Posted by Natalie L. Smith on Apr 18, 2002 at 11:37
Re: Question Re: Boiling Water in Microwave Oven (Kasasafras)
Bobbapink's site gives a nice explanation. Here is a cool related phenomenon to try:
Superheating occurs when the water is ABOVE the boiling point, but is in a hyperstable situation where there is no nucleation ("seeding") sites for the growth of bubbles. Once you have even a very small bubble formed, it is very easy for the high energy water molecules to add on to it and go into gas phase.
The same is true for freezing. It is possible, sometimes, for something to go below its freezing point but stay in liquid form if there are no good sites for those first few molecules to bond together into the start of a crystal. Then, a sudden shock can instigate very sudden, rapid crystal formation.

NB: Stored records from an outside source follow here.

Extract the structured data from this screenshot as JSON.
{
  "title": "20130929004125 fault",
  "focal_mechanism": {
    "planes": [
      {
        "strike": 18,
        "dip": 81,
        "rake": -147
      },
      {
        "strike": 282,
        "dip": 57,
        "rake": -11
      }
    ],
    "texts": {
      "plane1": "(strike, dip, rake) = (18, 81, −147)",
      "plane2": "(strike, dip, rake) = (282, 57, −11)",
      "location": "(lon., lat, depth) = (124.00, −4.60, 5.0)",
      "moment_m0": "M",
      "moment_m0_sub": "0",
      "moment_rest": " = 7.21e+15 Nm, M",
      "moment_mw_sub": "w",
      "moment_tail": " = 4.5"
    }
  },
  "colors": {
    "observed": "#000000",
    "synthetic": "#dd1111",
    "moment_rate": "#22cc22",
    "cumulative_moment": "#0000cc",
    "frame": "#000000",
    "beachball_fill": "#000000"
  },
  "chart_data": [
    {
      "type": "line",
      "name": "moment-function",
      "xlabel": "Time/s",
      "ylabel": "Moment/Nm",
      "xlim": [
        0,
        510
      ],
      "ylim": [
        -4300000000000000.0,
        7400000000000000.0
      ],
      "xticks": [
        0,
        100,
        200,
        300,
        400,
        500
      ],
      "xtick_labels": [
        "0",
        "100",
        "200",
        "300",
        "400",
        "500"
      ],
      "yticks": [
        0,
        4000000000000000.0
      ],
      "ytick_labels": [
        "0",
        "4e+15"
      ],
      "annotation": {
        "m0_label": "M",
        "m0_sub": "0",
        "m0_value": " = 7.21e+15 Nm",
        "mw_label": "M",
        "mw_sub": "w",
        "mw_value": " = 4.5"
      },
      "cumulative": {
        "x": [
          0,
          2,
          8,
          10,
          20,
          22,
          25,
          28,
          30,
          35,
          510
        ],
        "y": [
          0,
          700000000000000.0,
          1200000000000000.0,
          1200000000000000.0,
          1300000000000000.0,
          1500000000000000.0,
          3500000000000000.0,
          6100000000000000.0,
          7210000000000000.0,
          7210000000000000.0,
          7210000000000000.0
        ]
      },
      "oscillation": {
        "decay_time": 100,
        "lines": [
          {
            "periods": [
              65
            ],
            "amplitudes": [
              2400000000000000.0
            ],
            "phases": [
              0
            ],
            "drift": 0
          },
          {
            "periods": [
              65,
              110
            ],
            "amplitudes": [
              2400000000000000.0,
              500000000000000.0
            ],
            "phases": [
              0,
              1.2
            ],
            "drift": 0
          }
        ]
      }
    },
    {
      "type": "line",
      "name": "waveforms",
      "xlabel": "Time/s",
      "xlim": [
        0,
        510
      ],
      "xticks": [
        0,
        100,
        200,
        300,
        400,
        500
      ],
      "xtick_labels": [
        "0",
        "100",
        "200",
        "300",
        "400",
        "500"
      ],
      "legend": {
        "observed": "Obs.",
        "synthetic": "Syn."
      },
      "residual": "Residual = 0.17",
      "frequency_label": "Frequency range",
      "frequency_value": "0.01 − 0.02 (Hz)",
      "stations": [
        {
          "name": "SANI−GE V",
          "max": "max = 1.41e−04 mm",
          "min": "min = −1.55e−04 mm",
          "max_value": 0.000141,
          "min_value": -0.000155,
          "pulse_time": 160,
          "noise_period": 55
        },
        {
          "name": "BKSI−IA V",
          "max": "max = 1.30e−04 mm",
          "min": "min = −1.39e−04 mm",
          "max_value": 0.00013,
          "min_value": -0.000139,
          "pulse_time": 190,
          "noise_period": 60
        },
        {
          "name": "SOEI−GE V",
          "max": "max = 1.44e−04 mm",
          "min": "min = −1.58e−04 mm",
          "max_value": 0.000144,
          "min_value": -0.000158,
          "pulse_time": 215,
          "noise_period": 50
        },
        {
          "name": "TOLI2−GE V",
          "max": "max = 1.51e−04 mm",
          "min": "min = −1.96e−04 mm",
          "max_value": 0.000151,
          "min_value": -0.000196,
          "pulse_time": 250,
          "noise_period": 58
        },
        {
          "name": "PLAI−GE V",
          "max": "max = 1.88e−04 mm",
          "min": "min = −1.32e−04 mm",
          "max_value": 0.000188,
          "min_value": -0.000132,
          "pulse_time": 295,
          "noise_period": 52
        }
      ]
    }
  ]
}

TRY THIS!: Buy a box of those freezer pops - - the kind in the long plastic baggie things. ("Kool-pops"?) Put a bunch of them in your freezer and come back in a few hours. By that time, they should have had ample time to reach a temperature below their freezing point, but, very often you will find that some are not frozen. Take out one of the non-frozen pops and slap it down - hard - on your kitchen counter. Now, watch. It will freeze before your very eyes. You can watch the crystal grow across the length of the pop. Fun!